+ *
+ * To summarize, the way it works is:
+ * To convert an EBCDIC character to UTF-EBCDIC:
+ * 1) convert to Unicode. The table in this file that does this for
+ * EBCDIC bytes is PL_e2a (with inverse PLa2e). The 'a' stands for
+ * ASCIIish, meaning latin1.
+ * 2) convert that to a utf8-like string called I8 (I stands for
+ * intermediate) with variant characters occupying multiple bytes. This
+ * step is similar to the utf8-creating step from Unicode, but the details
+ * are different. This transformation is called UTF8-Mod. There is a
+ * chart about the bit patterns in a comment later in this file. But
+ * essentially here are the differences:
+ * UTF8 I8
+ * invariant byte starts with 0 starts with 0 or 100
+ * continuation byte starts with 10 starts with 101
+ * start byte same in both: if the code point requires N bytes,
+ * then the leading N bits are 1, followed by a 0. (No
+ * trailing 0 for the very largest possible allocation
+ * in I8, far beyond the current Unicode standard's
+ * max, as shown in the comment later in this file.)
+ * 3) Use the table published in tr16 to convert each byte from step 2 into
+ * final UTF-EBCDIC. That table is reproduced in this file as PL_utf2e,
+ * and its inverse is PL_e2utf. They are constructed so that all EBCDIC
+ * invariants remain invariant, but no others do. For example, the
+ * ordinal value of 'A' is 193 in EBCDIC, and also is 193 in UTF-EBCDIC.

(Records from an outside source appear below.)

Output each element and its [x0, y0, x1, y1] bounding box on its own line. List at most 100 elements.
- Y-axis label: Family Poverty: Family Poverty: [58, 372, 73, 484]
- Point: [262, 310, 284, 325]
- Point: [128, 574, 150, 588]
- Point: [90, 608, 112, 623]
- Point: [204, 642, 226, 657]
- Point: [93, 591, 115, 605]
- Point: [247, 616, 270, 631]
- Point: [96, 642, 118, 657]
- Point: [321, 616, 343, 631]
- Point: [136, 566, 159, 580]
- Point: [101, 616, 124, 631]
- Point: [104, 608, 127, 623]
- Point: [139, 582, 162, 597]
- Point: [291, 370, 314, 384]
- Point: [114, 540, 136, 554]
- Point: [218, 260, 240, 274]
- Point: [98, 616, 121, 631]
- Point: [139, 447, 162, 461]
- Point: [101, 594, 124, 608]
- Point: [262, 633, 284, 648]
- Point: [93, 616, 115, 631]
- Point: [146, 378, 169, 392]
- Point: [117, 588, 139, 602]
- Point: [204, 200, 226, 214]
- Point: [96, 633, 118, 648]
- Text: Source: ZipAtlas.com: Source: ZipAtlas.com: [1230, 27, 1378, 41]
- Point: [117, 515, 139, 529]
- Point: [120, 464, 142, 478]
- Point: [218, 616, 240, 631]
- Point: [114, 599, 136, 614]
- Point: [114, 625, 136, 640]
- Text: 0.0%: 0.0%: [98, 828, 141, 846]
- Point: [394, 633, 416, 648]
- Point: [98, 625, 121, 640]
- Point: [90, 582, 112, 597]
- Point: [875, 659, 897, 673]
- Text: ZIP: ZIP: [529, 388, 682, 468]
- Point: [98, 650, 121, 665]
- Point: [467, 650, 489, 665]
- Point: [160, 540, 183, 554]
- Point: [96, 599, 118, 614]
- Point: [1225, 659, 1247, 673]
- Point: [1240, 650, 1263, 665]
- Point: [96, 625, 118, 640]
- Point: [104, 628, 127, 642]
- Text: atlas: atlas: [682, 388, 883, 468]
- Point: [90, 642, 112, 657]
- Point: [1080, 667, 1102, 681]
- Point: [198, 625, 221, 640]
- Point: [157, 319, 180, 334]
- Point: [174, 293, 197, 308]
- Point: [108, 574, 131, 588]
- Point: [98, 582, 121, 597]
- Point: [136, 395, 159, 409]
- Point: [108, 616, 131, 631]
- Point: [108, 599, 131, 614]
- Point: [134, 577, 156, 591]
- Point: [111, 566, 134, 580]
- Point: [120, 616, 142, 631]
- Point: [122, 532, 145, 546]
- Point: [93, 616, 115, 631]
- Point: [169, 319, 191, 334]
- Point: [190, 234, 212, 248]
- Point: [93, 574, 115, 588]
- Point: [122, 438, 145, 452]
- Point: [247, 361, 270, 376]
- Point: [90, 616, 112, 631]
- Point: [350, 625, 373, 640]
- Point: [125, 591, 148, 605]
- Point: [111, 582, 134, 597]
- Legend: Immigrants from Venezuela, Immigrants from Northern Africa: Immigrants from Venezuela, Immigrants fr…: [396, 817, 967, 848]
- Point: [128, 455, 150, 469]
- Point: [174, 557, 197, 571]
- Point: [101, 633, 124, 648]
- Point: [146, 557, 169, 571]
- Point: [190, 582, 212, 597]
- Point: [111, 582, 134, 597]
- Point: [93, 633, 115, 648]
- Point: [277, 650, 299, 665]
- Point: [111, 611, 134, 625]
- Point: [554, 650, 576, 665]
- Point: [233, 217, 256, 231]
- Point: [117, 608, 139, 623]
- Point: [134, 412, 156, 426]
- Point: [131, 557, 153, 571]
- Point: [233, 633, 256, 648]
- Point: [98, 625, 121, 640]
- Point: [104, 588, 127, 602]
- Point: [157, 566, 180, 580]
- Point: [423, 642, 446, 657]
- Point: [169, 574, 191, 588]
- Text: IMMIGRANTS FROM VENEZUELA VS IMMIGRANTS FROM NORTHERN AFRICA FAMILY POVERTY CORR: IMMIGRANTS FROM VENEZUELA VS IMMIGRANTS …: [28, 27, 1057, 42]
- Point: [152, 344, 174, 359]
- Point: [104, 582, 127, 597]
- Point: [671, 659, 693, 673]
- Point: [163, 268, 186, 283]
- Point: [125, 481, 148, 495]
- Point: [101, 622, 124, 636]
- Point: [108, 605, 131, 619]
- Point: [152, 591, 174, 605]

+ * Step 1) converts it to 65, Step 2 leaves it at 65, and Step 3 converts
+ * it back to 193. As an example of how a variant character works, take
+ * LATIN SMALL LETTER Y WITH DIAERESIS, which is typicially 0xDF in
+ * EBCDIC. Step 1 converts it to the Unicode value, 0xFF. Step 2
+ * converts that to two bytes = 11000111 10111111 = C7 BF, and Step 3
+ * converts those to 0x8B 0x73. The table is constructed so that the
+ * first byte of the final form of a variant will always have its upper
+ * bit set (at least in the encodings that Perl recognizes, and probably
+ * all). But note that the upper bit of some invariants is also 1.
+ *
+ * If you're starting from Unicode, skip step 1. For UTF-EBCDIC to straight
+ * EBCDIC, reverse the steps.
+ *
+ * The EBCDIC invariants have been chosen to be those characters whose Unicode
+ * equivalents have ordinal numbers less than 160, that is the same characters
+ * that are expressible in ASCII, plus the C1 controls. So there are 160
+ * invariants instead of the 128 in UTF-8. (My guess is that this is because
+ * the C1 control NEL (and maybe others) is important in IBM.)
+ *
+ * The purpose of Step 3 is to make the encoding be invariant for the chosen
+ * characters. This messes up the convenient patterns found in step 2, so
+ * generally, one has to undo step 3 into a temporary to use them. However,
+ * a "shadow", or parallel table, PL_utf8skip, has been constructed so that for
+ * each byte, it says how long the sequence is if that byte were to begin it
+ *
+ * There are actually 3 slightly different UTF-EBCDIC encodings in this file,
+ * one for each of the code pages recognized by Perl. That means that there
+ * are actually three different sets of tables, one for each code page. (If
+ * Perl is compiled on platforms using another EBCDIC code page, it may not
+ * compile, or Perl may silently mistake it for one of the three.)
+ *
+ * EBCDIC characters above 0xFF are the same as Unicode in Perl's
+ * implementation of all 3 encodings, so for those Step 1 is trivial.
+ *
+ * (Note that the entries for invariant characters are necessarily the same in
+ * PL_e2a and PLe2f, and the same for their inverses.)
+ *
+ * UTF-EBCDIC strings are the same length or longer than UTF-8 representations
+ * of the same string. The maximum code point representable as 2 bytes in
+ * UTF-EBCDIC is 0x3FFF, instead of 0x7FFF in UTF-8.